Throughout May, CGX saw 85 buyers purchase 683,000t of grain, with a record 59 buyers purchasing grain in the second week of May alone.

“Prices increased across the broad as buyers pushed their bids higher to match seller offers and secure the grain they required,” CGX general manager Trent Smoker said.

Lifts over May seen on CGX reflected a firming in international values, with Australia’s benchmark APW1 wheat prices up $30-$45/t across the country, and trading at a considerable premium in Western Australia over south-eastern Australia..

While the Melbourne port equivalent traded at a May high of $386/t, WA’s Kwinana port zone touched a high of $430/t.

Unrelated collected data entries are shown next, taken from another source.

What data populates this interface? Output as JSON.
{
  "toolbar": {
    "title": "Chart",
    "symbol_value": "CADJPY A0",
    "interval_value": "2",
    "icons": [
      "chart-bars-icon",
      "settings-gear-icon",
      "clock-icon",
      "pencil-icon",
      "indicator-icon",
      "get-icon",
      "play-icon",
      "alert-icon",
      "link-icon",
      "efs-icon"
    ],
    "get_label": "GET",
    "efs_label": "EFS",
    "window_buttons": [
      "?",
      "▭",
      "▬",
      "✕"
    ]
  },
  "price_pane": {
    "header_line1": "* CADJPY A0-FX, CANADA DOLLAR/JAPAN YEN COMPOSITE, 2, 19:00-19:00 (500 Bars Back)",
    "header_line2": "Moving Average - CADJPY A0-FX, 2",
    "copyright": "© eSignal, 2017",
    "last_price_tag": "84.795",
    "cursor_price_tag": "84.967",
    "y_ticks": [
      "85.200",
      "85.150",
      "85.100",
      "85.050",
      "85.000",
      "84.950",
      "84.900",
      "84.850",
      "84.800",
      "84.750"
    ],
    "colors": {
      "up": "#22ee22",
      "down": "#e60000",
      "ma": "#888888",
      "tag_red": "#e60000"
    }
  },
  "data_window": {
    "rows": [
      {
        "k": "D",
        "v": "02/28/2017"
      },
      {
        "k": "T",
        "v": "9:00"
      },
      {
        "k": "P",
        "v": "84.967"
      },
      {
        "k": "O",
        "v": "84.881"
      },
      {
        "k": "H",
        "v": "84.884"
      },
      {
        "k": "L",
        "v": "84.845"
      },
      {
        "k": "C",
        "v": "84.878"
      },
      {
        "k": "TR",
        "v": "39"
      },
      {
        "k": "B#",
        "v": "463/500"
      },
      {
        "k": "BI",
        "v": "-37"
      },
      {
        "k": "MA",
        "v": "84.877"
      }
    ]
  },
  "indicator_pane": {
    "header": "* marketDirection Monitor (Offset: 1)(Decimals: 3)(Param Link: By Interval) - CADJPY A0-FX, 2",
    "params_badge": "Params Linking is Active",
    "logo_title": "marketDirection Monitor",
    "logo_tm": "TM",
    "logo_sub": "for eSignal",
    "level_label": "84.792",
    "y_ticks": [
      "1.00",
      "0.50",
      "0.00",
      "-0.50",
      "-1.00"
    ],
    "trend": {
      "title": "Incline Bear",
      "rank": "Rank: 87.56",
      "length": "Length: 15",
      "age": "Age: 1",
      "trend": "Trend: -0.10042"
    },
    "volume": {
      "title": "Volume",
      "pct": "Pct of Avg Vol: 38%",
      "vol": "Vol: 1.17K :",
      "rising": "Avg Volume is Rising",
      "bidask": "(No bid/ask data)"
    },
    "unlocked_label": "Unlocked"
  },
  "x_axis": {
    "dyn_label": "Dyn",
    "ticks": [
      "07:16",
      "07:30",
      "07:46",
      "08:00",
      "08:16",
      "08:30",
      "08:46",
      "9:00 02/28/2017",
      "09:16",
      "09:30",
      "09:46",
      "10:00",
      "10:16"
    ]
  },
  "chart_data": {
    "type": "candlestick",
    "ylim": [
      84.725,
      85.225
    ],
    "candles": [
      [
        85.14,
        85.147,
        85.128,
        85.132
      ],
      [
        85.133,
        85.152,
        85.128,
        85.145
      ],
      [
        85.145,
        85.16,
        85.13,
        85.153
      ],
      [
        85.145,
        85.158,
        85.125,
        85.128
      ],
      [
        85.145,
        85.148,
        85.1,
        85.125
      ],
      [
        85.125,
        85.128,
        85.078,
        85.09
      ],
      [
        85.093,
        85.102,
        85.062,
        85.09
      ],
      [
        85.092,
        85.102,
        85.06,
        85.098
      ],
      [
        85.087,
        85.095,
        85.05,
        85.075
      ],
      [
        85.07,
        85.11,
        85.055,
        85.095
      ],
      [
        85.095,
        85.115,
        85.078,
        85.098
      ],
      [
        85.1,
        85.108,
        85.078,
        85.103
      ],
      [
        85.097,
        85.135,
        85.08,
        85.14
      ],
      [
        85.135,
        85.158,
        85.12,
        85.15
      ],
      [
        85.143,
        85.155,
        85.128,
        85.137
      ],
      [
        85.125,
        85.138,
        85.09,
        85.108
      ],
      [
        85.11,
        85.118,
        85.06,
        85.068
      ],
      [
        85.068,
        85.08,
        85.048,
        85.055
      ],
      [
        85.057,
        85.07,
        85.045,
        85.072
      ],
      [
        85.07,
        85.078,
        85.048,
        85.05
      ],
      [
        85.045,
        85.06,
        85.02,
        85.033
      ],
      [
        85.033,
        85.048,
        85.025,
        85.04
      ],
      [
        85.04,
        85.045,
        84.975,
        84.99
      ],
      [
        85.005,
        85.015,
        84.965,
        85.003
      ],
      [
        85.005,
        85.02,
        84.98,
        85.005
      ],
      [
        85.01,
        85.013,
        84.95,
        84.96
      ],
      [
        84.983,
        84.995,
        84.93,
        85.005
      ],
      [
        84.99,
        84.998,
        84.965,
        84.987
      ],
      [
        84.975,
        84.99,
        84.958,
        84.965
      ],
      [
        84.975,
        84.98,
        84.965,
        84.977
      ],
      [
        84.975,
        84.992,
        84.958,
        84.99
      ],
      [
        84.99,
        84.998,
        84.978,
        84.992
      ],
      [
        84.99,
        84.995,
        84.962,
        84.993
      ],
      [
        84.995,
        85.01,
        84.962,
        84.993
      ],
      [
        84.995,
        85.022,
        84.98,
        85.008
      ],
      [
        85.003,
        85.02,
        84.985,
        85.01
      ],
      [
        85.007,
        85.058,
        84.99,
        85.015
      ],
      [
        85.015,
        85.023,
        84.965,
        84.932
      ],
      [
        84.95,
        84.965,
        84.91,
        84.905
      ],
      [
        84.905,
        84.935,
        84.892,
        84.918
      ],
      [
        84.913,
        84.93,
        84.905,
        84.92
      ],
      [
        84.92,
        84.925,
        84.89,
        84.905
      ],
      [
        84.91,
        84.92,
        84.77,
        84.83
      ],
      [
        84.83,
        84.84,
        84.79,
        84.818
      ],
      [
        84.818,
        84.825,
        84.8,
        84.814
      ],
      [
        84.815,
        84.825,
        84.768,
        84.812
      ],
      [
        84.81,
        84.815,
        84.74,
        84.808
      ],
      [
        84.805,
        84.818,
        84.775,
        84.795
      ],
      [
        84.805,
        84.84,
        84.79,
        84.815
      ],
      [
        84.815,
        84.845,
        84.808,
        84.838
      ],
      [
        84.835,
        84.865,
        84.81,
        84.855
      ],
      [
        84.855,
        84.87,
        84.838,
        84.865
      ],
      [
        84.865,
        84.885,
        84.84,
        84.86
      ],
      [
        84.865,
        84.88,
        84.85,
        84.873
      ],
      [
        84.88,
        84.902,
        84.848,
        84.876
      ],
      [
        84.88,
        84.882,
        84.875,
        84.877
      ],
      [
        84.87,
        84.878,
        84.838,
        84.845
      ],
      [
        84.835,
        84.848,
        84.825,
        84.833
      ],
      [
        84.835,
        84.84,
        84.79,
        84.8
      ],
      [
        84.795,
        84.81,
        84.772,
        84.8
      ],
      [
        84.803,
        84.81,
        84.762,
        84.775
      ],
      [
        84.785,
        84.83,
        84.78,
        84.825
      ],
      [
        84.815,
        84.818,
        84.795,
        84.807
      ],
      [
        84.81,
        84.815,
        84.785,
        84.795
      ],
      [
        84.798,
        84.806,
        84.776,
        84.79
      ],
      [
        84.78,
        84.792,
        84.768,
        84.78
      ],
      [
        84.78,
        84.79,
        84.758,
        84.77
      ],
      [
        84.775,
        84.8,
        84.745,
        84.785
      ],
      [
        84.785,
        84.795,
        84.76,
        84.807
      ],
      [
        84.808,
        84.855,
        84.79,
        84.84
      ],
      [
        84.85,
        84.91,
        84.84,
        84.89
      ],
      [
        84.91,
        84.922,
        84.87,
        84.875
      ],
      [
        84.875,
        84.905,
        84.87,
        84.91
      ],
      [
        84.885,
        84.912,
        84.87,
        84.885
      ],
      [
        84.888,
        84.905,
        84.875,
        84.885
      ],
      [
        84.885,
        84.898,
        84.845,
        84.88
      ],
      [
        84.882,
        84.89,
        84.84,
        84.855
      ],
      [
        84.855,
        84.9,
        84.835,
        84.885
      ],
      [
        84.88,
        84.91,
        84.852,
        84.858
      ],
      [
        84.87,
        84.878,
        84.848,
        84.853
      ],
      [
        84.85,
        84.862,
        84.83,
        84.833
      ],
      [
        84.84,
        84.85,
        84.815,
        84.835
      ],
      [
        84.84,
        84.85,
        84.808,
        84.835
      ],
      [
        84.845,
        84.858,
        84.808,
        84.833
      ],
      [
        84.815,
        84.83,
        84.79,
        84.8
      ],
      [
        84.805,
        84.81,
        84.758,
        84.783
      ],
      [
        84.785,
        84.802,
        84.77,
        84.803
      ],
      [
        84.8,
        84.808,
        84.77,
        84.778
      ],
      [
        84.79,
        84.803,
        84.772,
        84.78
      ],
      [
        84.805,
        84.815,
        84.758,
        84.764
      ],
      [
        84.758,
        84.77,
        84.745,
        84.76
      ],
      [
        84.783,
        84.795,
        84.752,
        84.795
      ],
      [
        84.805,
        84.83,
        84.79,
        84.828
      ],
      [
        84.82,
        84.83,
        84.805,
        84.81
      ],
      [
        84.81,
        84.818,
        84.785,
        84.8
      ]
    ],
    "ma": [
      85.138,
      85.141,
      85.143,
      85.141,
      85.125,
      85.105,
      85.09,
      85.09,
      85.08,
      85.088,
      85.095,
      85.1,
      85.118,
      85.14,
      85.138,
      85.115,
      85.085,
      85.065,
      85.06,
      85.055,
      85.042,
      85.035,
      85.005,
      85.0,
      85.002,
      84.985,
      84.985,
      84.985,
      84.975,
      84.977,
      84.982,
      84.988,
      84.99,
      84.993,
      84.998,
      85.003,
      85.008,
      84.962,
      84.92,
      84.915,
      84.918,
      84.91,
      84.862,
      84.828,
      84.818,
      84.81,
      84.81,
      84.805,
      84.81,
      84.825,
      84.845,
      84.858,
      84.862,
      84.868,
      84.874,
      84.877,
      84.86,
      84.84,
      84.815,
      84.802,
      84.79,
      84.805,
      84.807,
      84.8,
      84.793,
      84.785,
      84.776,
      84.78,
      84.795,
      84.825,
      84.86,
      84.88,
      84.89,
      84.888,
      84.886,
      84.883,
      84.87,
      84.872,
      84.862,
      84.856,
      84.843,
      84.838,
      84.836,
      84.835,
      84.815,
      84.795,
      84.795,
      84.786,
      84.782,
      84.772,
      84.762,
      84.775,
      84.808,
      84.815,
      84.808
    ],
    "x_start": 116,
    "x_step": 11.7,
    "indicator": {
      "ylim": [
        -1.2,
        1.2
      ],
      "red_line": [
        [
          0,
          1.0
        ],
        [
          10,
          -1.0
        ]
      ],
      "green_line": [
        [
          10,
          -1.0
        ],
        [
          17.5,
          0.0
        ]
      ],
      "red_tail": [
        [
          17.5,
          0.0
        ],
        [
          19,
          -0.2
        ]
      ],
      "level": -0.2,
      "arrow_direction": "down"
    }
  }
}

CGX trades indicate the east-west spread on barley was not so pronounced, with Melbourne up $20-$35/t over the month to a port-equivalent high of $353/t, while Kwinana rose to $365/t.

Wilken Grain trader Andrew Kelso said the softer US markets, as well as the big ABARES numbers, and local grower selling have made for a more bearish market this week.

“Growers have sold a lot over the past couple of weeks,” Mr Kelso said.

With many growers in Vic and SA needing more rain soon to consolidate prospects for germinating or recently germinated crops, Mr Kelso said growers are not keen to forward sell.

“The NSW farmer might be doing that because he’s had more rain.”

Mr Kelso said concerns that Russia’s crop may have more downside could well push world markets back into bullish territory

“The Russian crop was seen at around 90 million tonnes, and now it’s in the low 80s”

Frost may have done more damage to the Russian crop than can be known ahead of its harvest starting.

“If they cut Russia by another 5Mt, the market will react.”

This is despite US wheat crop conditions consolidating, and Europe being too wet in parts, and too dry in others.